Whether intentional fraud or unintentional human error, both have equal severity regarding patient safety and product quality. Regulatory authorities focus on the resulting lack of data reliability, regardless of whether the cause was intentional or accidental, and require appropriate preventive measures and quality assurance systems.

For example, if a product outside specifications is shipped due to a transcription error in analytical data, it poses the same potential health risk to patients whether the cause was intentional falsification or a simple transcription error.

Distinguishing Between Fraud and Human Error: Where Responsibility Lies

A particularly noteworthy point is that intentional fraud is primarily committed by executives and managers in positions of responsibility, not by general employees. Analysis of past serious data integrity violation cases shows that most systematic fraud is caused by instructions from, acquiescence by, or inappropriate pressure from executive management or managers.
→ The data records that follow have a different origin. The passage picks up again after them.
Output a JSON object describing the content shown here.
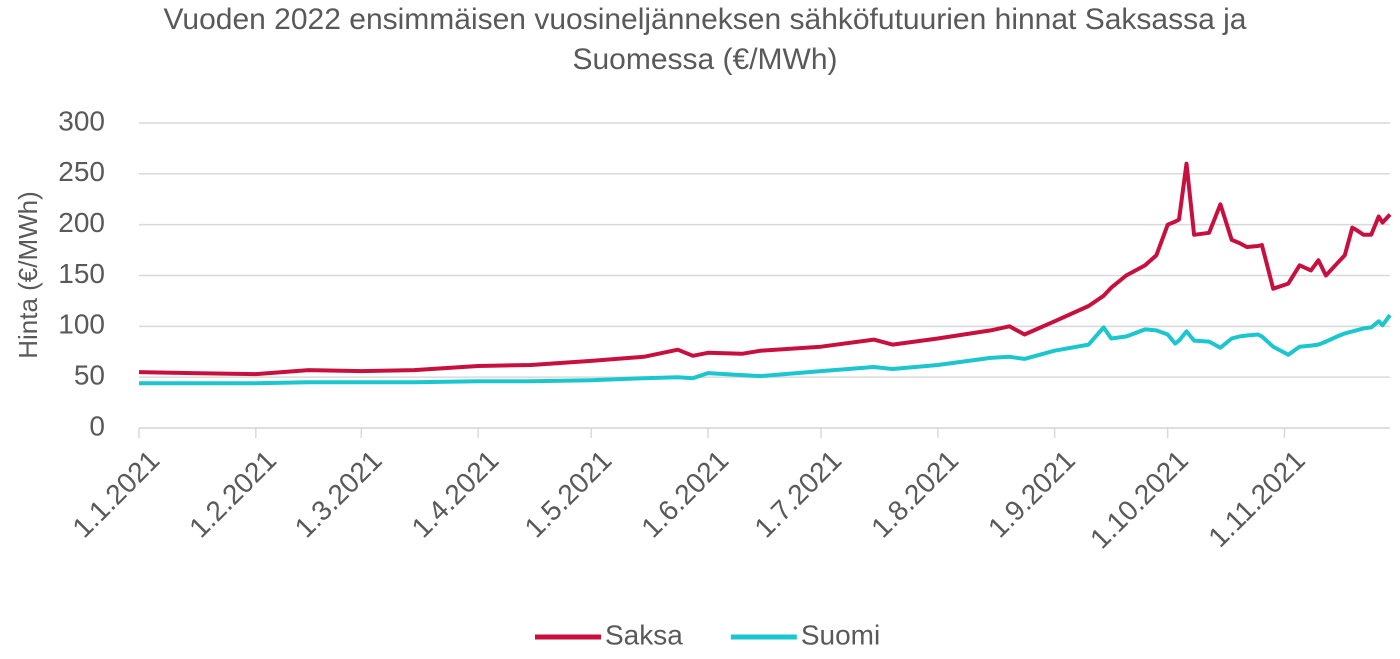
{
  "chart_data": {
    "type": "line",
    "title": "Vuoden 2022 ensimmäisen vuosineljänneksen sähköfutuurien hinnat Saksassa ja Suomessa (€/MWh)",
    "y_label": "Hinta (€/MWh)",
    "x": [
      "1.1.2021",
      "15.1.2021",
      "1.2.2021",
      "15.2.2021",
      "1.3.2021",
      "15.3.2021",
      "1.4.2021",
      "15.4.2021",
      "1.5.2021",
      "15.5.2021",
      "24.5.2021",
      "28.5.2021",
      "1.6.2021",
      "10.6.2021",
      "15.6.2021",
      "1.7.2021",
      "15.7.2021",
      "20.7.2021",
      "1.8.2021",
      "15.8.2021",
      "20.8.2021",
      "24.8.2021",
      "1.9.2021",
      "10.9.2021",
      "14.9.2021",
      "16.9.2021",
      "20.9.2021",
      "25.9.2021",
      "28.9.2021",
      "1.10.2021",
      "3.10.2021",
      "4.10.2021",
      "6.10.2021",
      "8.10.2021",
      "12.10.2021",
      "15.10.2021",
      "18.10.2021",
      "20.10.2021",
      "22.10.2021",
      "25.10.2021",
      "26.10.2021",
      "29.10.2021",
      "2.11.2021",
      "5.11.2021",
      "8.11.2021",
      "10.11.2021",
      "12.11.2021",
      "15.11.2021",
      "17.11.2021",
      "19.11.2021",
      "20.11.2021",
      "22.11.2021",
      "24.11.2021",
      "26.11.2021",
      "27.11.2021",
      "29.11.2021"
    ],
    "series": [
      {
        "name": "Saksa",
        "color": "#c8103e",
        "values": [
          55,
          54,
          53,
          57,
          56,
          57,
          61,
          62,
          66,
          70,
          77,
          71,
          74,
          73,
          76,
          80,
          87,
          82,
          88,
          96,
          100,
          92,
          105,
          120,
          130,
          138,
          150,
          160,
          170,
          200,
          203,
          205,
          260,
          190,
          192,
          220,
          185,
          182,
          178,
          179,
          180,
          137,
          142,
          160,
          155,
          165,
          150,
          162,
          170,
          197,
          195,
          190,
          190,
          208,
          202,
          210
        ]
      },
      {
        "name": "Suomi",
        "color": "#1bc6cf",
        "values": [
          44,
          44,
          44,
          45,
          45,
          45,
          46,
          46,
          47,
          49,
          50,
          49,
          54,
          52,
          51,
          56,
          60,
          58,
          62,
          69,
          70,
          68,
          76,
          82,
          99,
          88,
          90,
          97,
          96,
          92,
          83,
          86,
          95,
          86,
          85,
          79,
          88,
          90,
          91,
          92,
          90,
          80,
          72,
          80,
          81,
          82,
          85,
          90,
          93,
          95,
          96,
          98,
          99,
          105,
          101,
          111
        ]
      }
    ],
    "xlim": [
      "1.1.2021",
      "29.11.2021"
    ],
    "xticks": [
      "1.1.2021",
      "1.2.2021",
      "1.3.2021",
      "1.4.2021",
      "1.5.2021",
      "1.6.2021",
      "1.7.2021",
      "1.8.2021",
      "1.9.2021",
      "1.10.2021",
      "1.11.2021"
    ],
    "ylim": [
      0,
      300
    ],
    "yticks": [
      0,
      50,
      100,
      150,
      200,
      250,
      300
    ],
    "grid": true,
    "legend": "bottom"
  }
}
This includes instructions to falsify manufacturing records to meet sales targets, concealment of data in preparation for regulatory inspections, and omission of tests or fabrication of results for cost reduction. These are organizational problems that cannot be solved by individual morality alone.

What is Required of Employees: Prevention of Human Error

On the other hand, what is required of general employees is not the prevention of intentional fraud but the prevention of human errors in daily operations. This includes:

Accurate adherence to procedures, implementation of double-checking, ensuring contemporaneousness of records (recording data when it occurs rather than recording from memory afterward), an attitude of seeking confirmation when uncertain, and appropriate reporting when abnormalities or deviations are discovered.
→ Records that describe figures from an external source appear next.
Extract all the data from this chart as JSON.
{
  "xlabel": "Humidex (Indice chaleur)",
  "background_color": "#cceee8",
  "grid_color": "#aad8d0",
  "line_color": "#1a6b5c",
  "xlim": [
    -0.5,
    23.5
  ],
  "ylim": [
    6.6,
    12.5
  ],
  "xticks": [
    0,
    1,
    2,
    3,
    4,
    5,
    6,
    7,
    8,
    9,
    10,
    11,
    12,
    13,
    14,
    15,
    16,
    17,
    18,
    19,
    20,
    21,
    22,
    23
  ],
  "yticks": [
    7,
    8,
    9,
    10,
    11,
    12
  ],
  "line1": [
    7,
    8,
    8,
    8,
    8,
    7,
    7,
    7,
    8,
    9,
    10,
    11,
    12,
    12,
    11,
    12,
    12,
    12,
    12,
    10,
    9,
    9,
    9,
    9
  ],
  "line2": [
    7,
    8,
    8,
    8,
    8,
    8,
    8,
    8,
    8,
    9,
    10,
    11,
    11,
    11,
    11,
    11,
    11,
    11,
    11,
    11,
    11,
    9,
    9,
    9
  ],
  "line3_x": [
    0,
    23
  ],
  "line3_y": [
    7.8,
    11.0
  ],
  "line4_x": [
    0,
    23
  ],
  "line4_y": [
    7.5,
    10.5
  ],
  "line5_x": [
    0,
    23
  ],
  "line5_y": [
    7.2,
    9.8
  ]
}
This shift in recognition is the first step in effective data integrity measures. Rather than monitoring employees as “potential wrongdoers,” it is important to support them as “humans who can make errors” and establish systems and processes to prevent errors.

Building Effective Data Integrity Measures

Effective data integrity measures that assume human error require a multi-layered approach including:

Systematic Measures: Process simplification and standardization, implementation of automatic checking functions in systems, fail-safe design to prevent errors, utilization of electronic record systems to reduce transcription errors

Organizational Measures: Clear definition of roles and responsibilities, implementation of appropriate training programs, fostering an open communication culture, establishing an environment where errors are easy to report (non-punitive reporting systems)

Technical Measures: Introduction of computerized systems with audit trail functions, automatic data backup, appropriate management of access rights, establishment of data review mechanisms

Cultivation of Quality Culture: Commitment from management, organization culture prioritizing quality, attitude of continuous improvement, enhanced employee engagement

Conclusion

Data integrity is not merely a regulatory compliance issue but a management challenge directly linked to patient safety and corporate survival. Its essence lies not in fraud prevention but in systematic measures against human errors that can occur in daily operations.

When all stakeholders share this recognition and build robust systems and processes that assume human error, true data integrity can be ensured. This ultimately enables pharmaceutical companies to fulfill their most fundamental mission: reliably delivering safe and effective medicines to patients.